Anyway, where were we?
Oh yeah, those Signers and Athars are still rattling their bone boxes about that old church, but nothing got sorted with it yet. The hardheads have moved in and are manning it now, following some scuffles atween those other berks. Don’t see what’s so fancy about it really…okay, some cutters vanished in it, but what’s new about that in the city of doors, eh? Beats me.
So, we got a summons back to treetown where that rich sort Mov, who kind of runs the place, tells us those spooks that play with your mind are back. Sure enough, they try to pen us all soon as we show up to talk jink (this Mov sort pays well I’ll say that for him). We get good chant from the squirrelyfolk, mind you, and manage to hide where the spooks are holed up, so get to eavesdrop on this mephit thing that says he comes from ‘The Master’ somewhere in the Abyss.

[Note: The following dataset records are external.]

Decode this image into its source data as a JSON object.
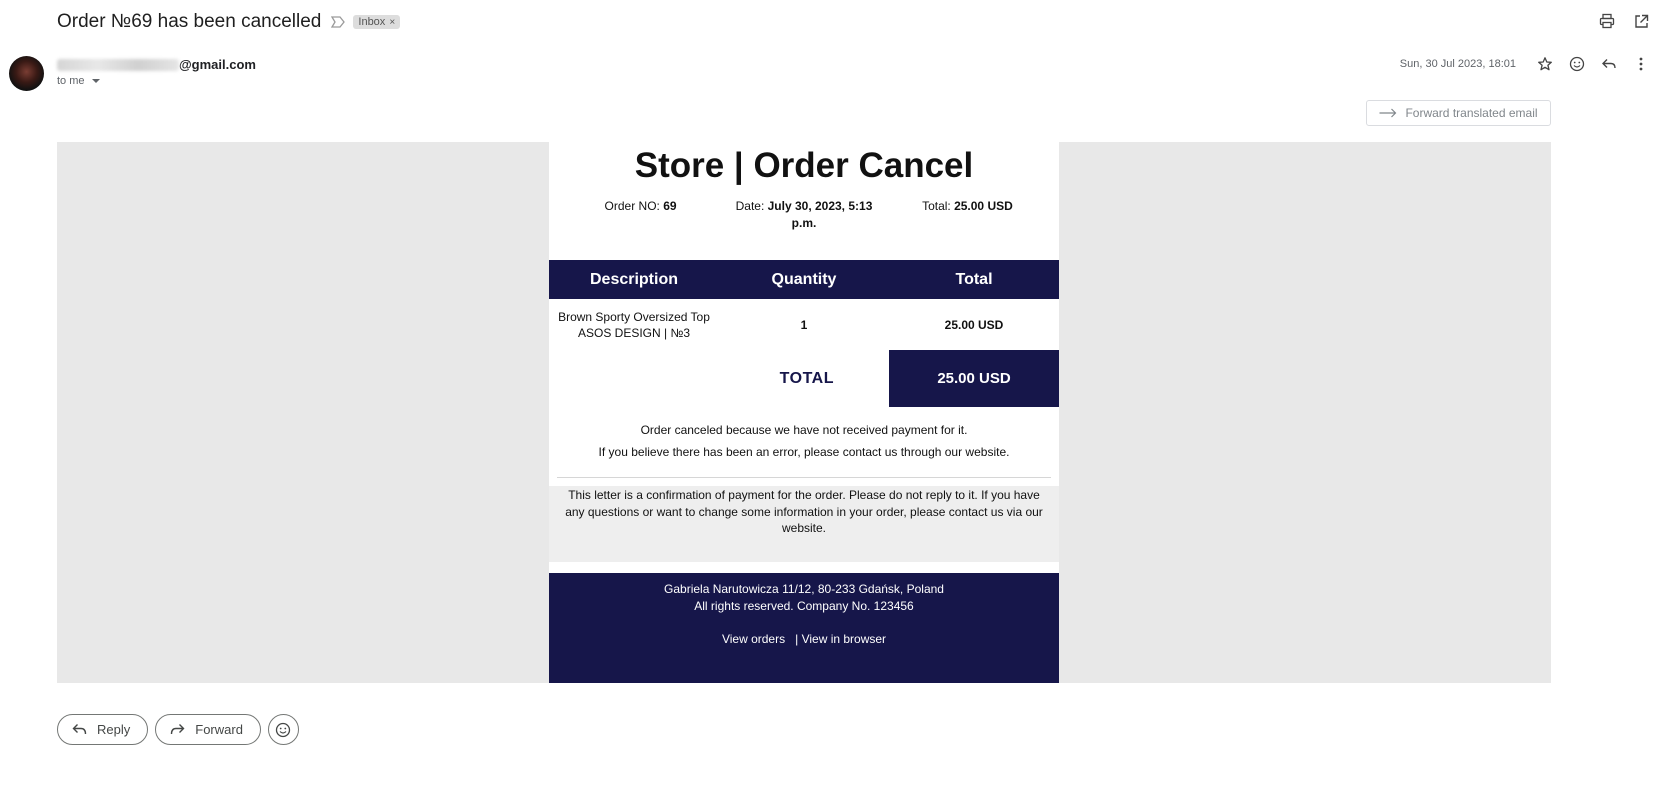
{
  "header": {
    "subject": "Order №69 has been cancelled",
    "label_chip": "Inbox",
    "chip_close": "×",
    "icons": [
      "print-icon",
      "open-in-new-window-icon"
    ]
  },
  "sender": {
    "email_suffix": "@gmail.com",
    "to_me": "to me",
    "date": "Sun, 30 Jul 2023, 18:01",
    "icons": [
      "star-icon",
      "emoji-icon",
      "reply-icon",
      "more-vert-icon"
    ]
  },
  "forward_translated": "Forward translated email",
  "email": {
    "title": "Store | Order Cancel",
    "order_no_label": "Order NO: ",
    "order_no": "69",
    "date_label": "Date: ",
    "date_value": "July 30, 2023, 5:13 p.m.",
    "total_label": "Total: ",
    "total_value": "25.00 USD",
    "table": {
      "headers": [
        "Description",
        "Quantity",
        "Total"
      ],
      "rows": [
        {
          "description": "Brown Sporty Oversized Top ASOS DESIGN | №3",
          "quantity": "1",
          "total": "25.00 USD"
        }
      ]
    },
    "grand_total_label": "TOTAL",
    "grand_total_value": "25.00 USD",
    "cancel_line1": "Order canceled because we have not received payment for it.",
    "cancel_line2": "If you believe there has been an error, please contact us through our website.",
    "confirmation": "This letter is a confirmation of payment for the order. Please do not reply to it. If you have any questions or want to change some information in your order, please contact us via our website.",
    "footer_address": "Gabriela Narutowicza 11/12, 80-233 Gdańsk, Poland",
    "footer_rights": "All rights reserved.  Company No. 123456",
    "footer_link_orders": "View orders",
    "footer_link_sep": "| ",
    "footer_link_browser": "View in browser"
  },
  "actions": {
    "reply": "Reply",
    "forward": "Forward"
  },
  "colors": {
    "navy": "#16164a",
    "background_gray": "#e8e8e8"
  }
}
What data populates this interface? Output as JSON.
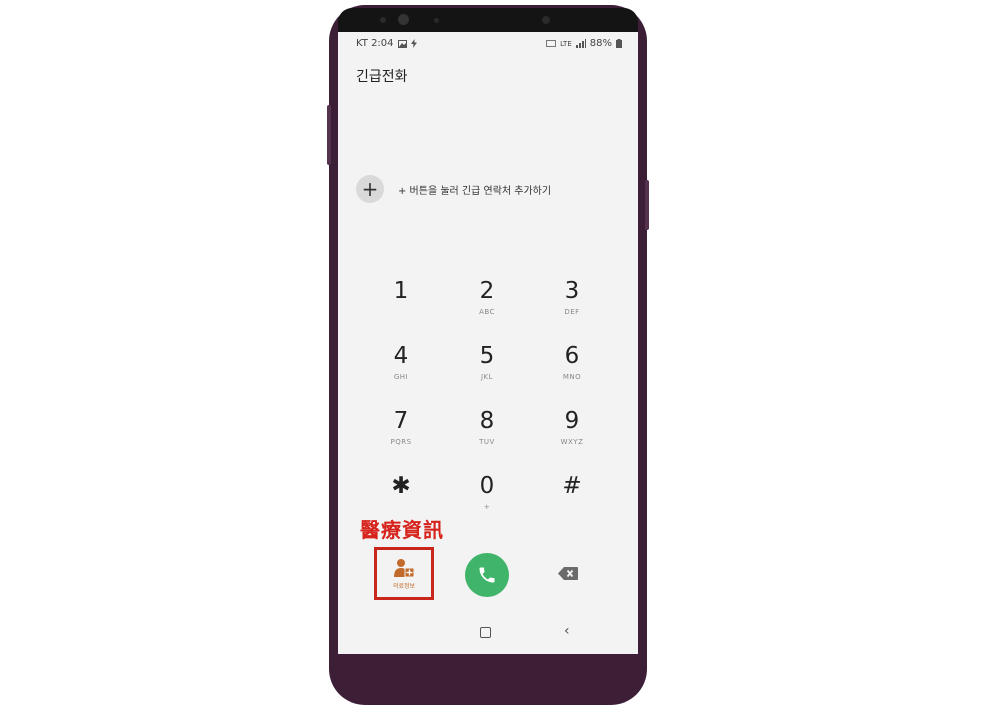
{
  "status": {
    "carrier_time": "KT 2:04",
    "signal_text": "LTE",
    "battery": "88%"
  },
  "title": "긴급전화",
  "add_contact": {
    "button": "+",
    "text": "+ 버튼을 눌러 긴급 연락처 추가하기"
  },
  "keypad": [
    {
      "digit": "1",
      "letters": ""
    },
    {
      "digit": "2",
      "letters": "ABC"
    },
    {
      "digit": "3",
      "letters": "DEF"
    },
    {
      "digit": "4",
      "letters": "GHI"
    },
    {
      "digit": "5",
      "letters": "JKL"
    },
    {
      "digit": "6",
      "letters": "MNO"
    },
    {
      "digit": "7",
      "letters": "PQRS"
    },
    {
      "digit": "8",
      "letters": "TUV"
    },
    {
      "digit": "9",
      "letters": "WXYZ"
    },
    {
      "digit": "✱",
      "letters": ""
    },
    {
      "digit": "0",
      "letters": "+"
    },
    {
      "digit": "#",
      "letters": ""
    }
  ],
  "bottom": {
    "medical_label": "의료정보",
    "annotation": "醫療資訊"
  },
  "colors": {
    "call_green": "#3fb46a",
    "annotation_red": "#d6231c",
    "medical_orange": "#c26a2b",
    "phone_body": "#3c1e36"
  },
  "icons": {
    "medical": "person-medical-icon",
    "call": "phone-icon",
    "backspace": "backspace-icon",
    "home": "home-square-icon",
    "back": "chevron-left-icon"
  }
}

The spooks scrag him quick after that, and while they’re busy tearing him limb from limb we get busy doing the same to them. Some very neat placement of a fireball from Brazen Polly softens them up and the rest of us drop on them and make surprisingly short work of it all. Good feeling, that, penning some real evil in the dead book.
We are on our way to get the rest of our reward from Mov…the Ratatosk reckon the evil has gone from the tree, and that’s good enough for me. Mark you, I can’t shake the feeling this Mov will want us to trace those spooky bashers back to their hole, at the church we came across on the way to him (oh, I plum forgot that bit!) and find out who this master is. Long as he’s paying as handsome as he seems to be, I’ll be in on that!